Forty-something-year-old Dan’s (James Roday) life seems to be at something of a crossroads. He is a long time AIDS survivor who has been HIV positive for some 22 years, a fact that he is still reluctant to admit too even though he lives in San Francisco. He is an author suffering from writer block so gets by working as a bouncer at his friend’s run down club where Dan also still insists on hosting a weekly Poetry Slam even though no-one ever shows up. Well, that is accept his roommate/best friend Paula (Robin Weigert) but then she has her own issues as her attempts at dating are so abysmal she now lavishes all her attention on the pet monkey, Dan bought her.
Dan’s mother, a voice at the end of very regular phone calls always expressing her maternal concern, mails him a $100 check for his birthday which unwittingly disqualifies him for his vital medical insurance for his expensive drug regime as such is the banality of the system. He will be able to get back on in a few weeks time, but meanwhile he is expected to find his half of the prescriptions which comes to $3000 which as he is rather broke, is not going to happen.
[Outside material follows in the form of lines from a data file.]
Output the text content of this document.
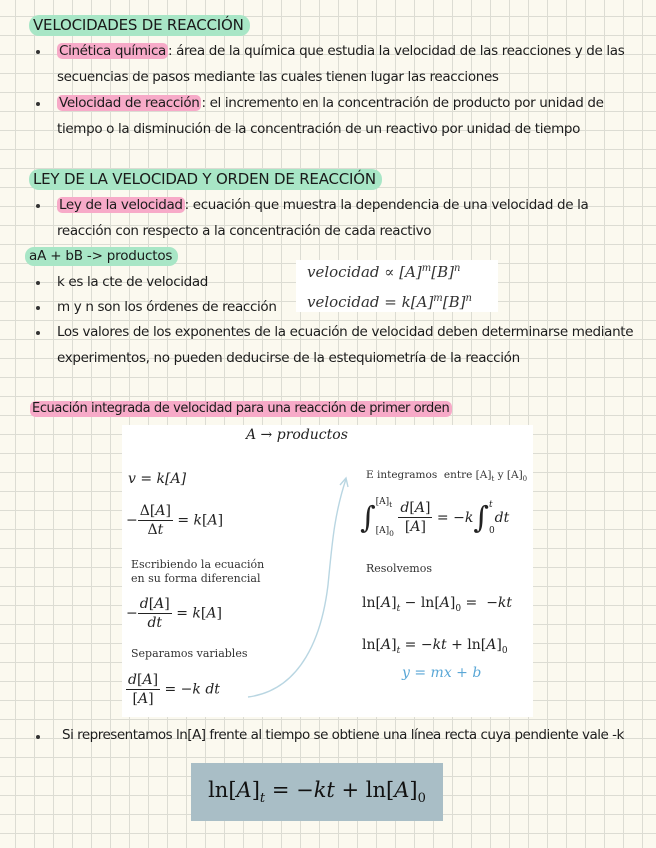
VELOCIDADES DE REACCIÓN
Cinética química : área de la química que estudia la velocidad de las reacciones y de las
secuencias de pasos mediante las cuales tienen lugar las reacciones
Velocidad de reacción : el incremento en la concentración de producto por unidad de
tiempo o la disminución de la concentración de un reactivo por unidad de tiempo
LEY DE LA VELOCIDAD Y ORDEN DE REACCIÓN
Ley de la velocidad : ecuación que muestra la dependencia de una velocidad de la
reacción con respecto a la concentración de cada reactivo
aA + bB -> productos
k es la cte de velocidad
m y n son los órdenes de reacción
velocidad ∝ $[A]^m[B]^n$
velocidad = $k[A]^m[B]^n$
Los valores de los exponentes de la ecuación de velocidad deben determinarse mediante
experimentos, no pueden deducirse de la estequiometría de la reacción
Ecuación integrada de velocidad para una reacción de primer orden
A → productos
v = k[A]
− $\frac{\Delta[A]}{\Delta t} = k[A]$
Escribiendo la ecuación
en su forma diferencial
− $\frac{d[A]}{dt} = k[A]$
Separamos variables
$\frac{d[A]}{[A]} = -k$ dt
E integramos  entre $[A]_t$ y $[A]_0$
∫ $[A]_t$
$[A]_0$
$\frac{d[A]}{[A]} = -k\int$ t
0
dt
Resolvemos
$\ln[A]_t - \ln[A]_0 = -kt$
$\ln[A]_t = -kt + \ln[A]_0$
y = mx + b
Si representamos ln[A] frente al tiempo se obtiene una línea recta cuya pendiente vale -k
$\ln[A]_t = -kt + \ln[A]_0$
Faced with no real alternative plan he just keeps visiting the Pharmacy everyday in the hope that he will be served by a different counter clerk who will not bother to check the validity of his medical card.
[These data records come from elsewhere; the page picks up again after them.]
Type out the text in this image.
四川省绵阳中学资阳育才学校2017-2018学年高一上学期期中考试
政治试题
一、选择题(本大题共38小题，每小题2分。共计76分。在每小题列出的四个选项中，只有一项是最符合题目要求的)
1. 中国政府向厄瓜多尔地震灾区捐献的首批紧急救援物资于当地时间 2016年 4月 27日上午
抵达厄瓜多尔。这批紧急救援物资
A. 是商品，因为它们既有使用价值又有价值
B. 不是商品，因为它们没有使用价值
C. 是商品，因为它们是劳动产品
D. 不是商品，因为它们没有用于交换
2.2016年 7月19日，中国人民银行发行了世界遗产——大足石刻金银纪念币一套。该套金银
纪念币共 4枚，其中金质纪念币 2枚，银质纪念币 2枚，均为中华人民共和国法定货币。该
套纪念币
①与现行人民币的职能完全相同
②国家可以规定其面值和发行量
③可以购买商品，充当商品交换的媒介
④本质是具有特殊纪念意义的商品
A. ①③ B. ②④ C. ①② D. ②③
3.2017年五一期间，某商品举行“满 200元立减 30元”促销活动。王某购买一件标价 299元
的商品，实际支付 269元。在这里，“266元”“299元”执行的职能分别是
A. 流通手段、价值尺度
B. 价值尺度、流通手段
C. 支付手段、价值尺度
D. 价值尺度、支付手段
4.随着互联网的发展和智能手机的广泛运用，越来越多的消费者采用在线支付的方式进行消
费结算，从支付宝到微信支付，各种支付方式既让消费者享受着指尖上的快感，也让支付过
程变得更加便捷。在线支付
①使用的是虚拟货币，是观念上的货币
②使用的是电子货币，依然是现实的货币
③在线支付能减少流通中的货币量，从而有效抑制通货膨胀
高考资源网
Meanwhile his boss/friend (Danny Glover ) at the club is having his own dramas since his wife (Khandi Alexander) threw him out after their most recent row and so Dan steps into help to resolve the problem for him. Plus he keeps bumping into Mike (Tom Riley) a very good looking blond man in the neighborhood who holds out the promise of a relationship, something that Dan has avoided since his late partner died a few years ago.
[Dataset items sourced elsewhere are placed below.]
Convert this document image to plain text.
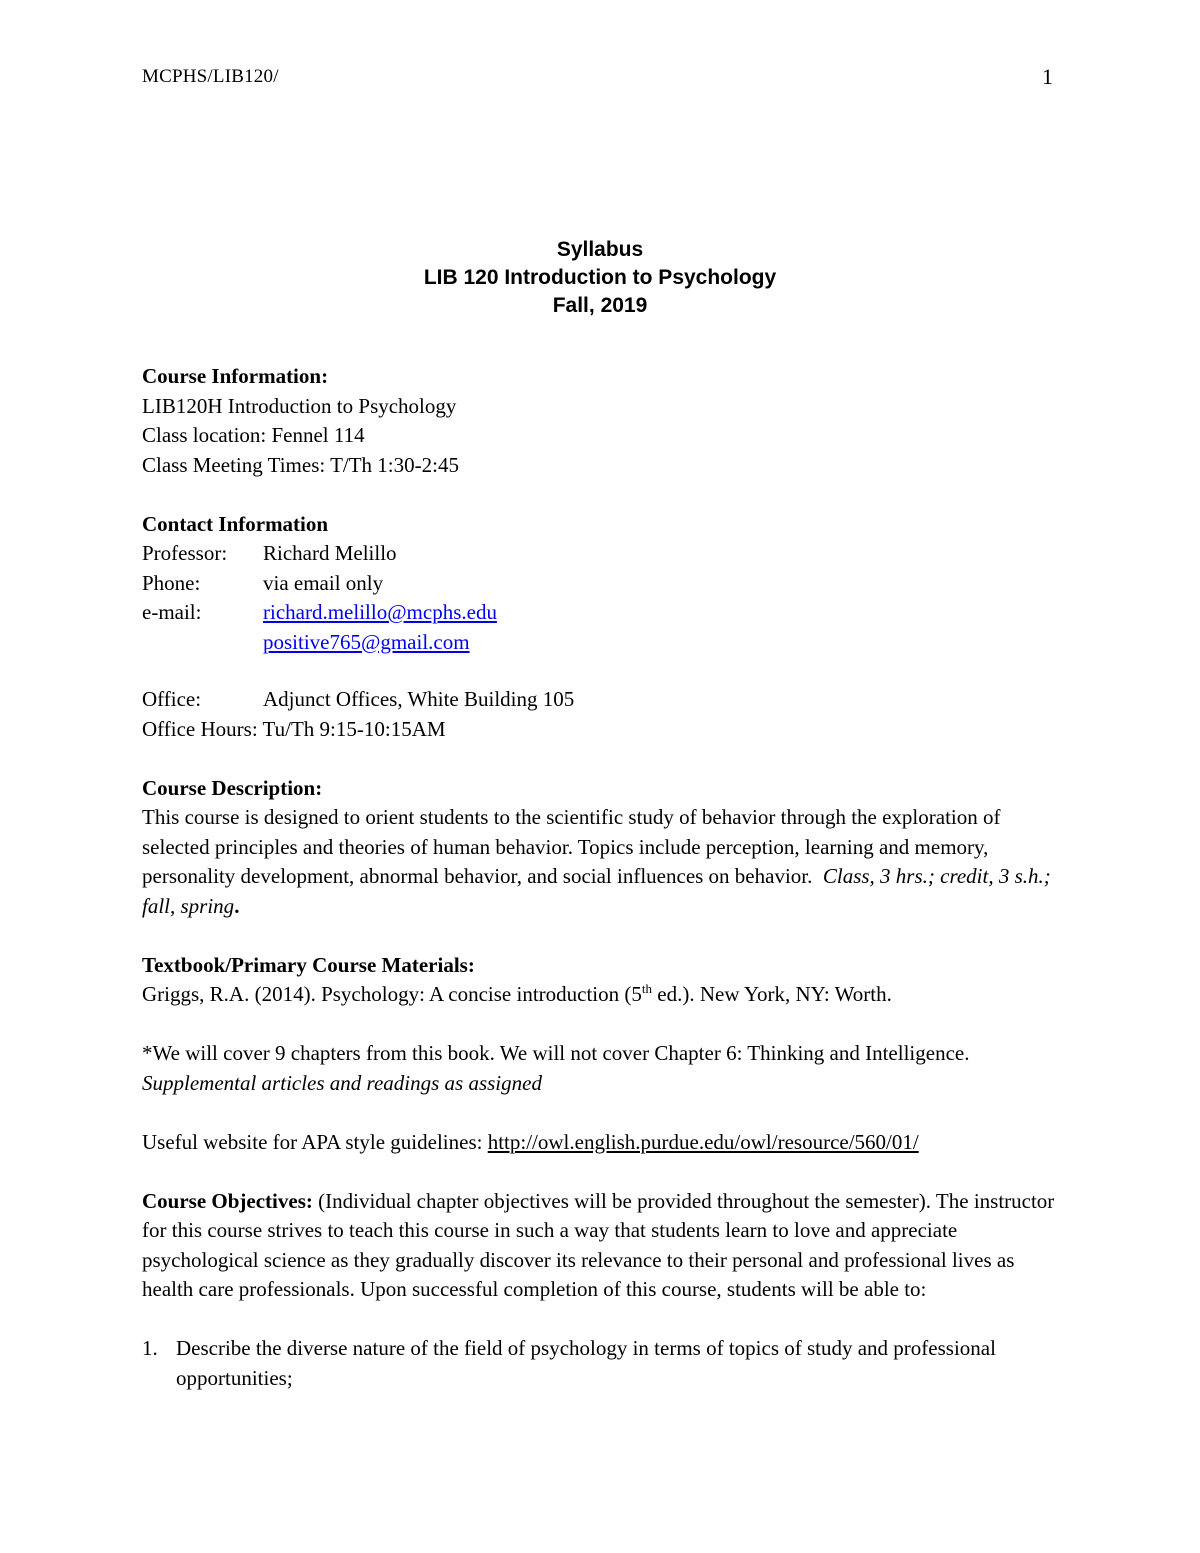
MCPHS/LIB120/	1
Syllabus
LIB 120 Introduction to Psychology
Fall, 2019

Course Information:

LIB120H Introduction to Psychology

Class location: Fennel 114

Class Meeting Times: T/Th 1:30-2:45

Contact Information

Professor:	Richard Melillo
Phone:	via email only
e-mail:	richard.melillo@mcphs.edu
positive765@gmail.com
Office:	Adjunct Offices, White Building 105

Office Hours: Tu/Th 9:15-10:15AM

Course Description:

This course is designed to orient students to the scientific study of behavior through the exploration of selected principles and theories of human behavior. Topics include perception, learning and memory, personality development, abnormal behavior, and social influences on behavior. Class, 3 hrs.; credit, 3 s.h.; fall, spring.

Textbook/Primary Course Materials:

Griggs, R.A. (2014). Psychology: A concise introduction (5th ed.). New York, NY: Worth.

*We will cover 9 chapters from this book. We will not cover Chapter 6: Thinking and Intelligence. Supplemental articles and readings as assigned

Useful website for APA style guidelines: http://owl.english.purdue.edu/owl/resource/560/01/

Course Objectives: (Individual chapter objectives will be provided throughout the semester). The instructor for this course strives to teach this course in such a way that students learn to love and appreciate psychological science as they gradually discover its relevance to their personal and professional lives as health care professionals. Upon successful completion of this course, students will be able to:

1. Describe the diverse nature of the field of psychology in terms of topics of study and professional opportunities;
This is filmmaker Tom E. Brown‘s first feature length film so it was a brave decision to make what he labels as the first ever AIDS comedy, but as he succeeds so admirably, it was a good call after all. He cleverly focuses on all the varying dimensions of Dan’s different relationships which, like many gay men, consist of a birth family and also his family of choice that he has collected over the years. Brown imbues each scene with a strong vein of ridiculously funny black (ish) humor that really succeeds in finding the comedy in Dan’s haphazard life without continually focusing on why he needs to keep taking all these now elusive medication.
He chose his cast wisely, and the chemistry between Roday as Dan and Weigert as Paula was pitch perfect, and made one wish that we saw the really talented Weigert forsake the small screen for the big one much more often in the future.
It’s not easy to categorize Pushing Dead, which is currently playing LGBT Film Festivals, other than to say that it is a very funny quirky wee movie that was beautifully made, and so deserves to find its audience.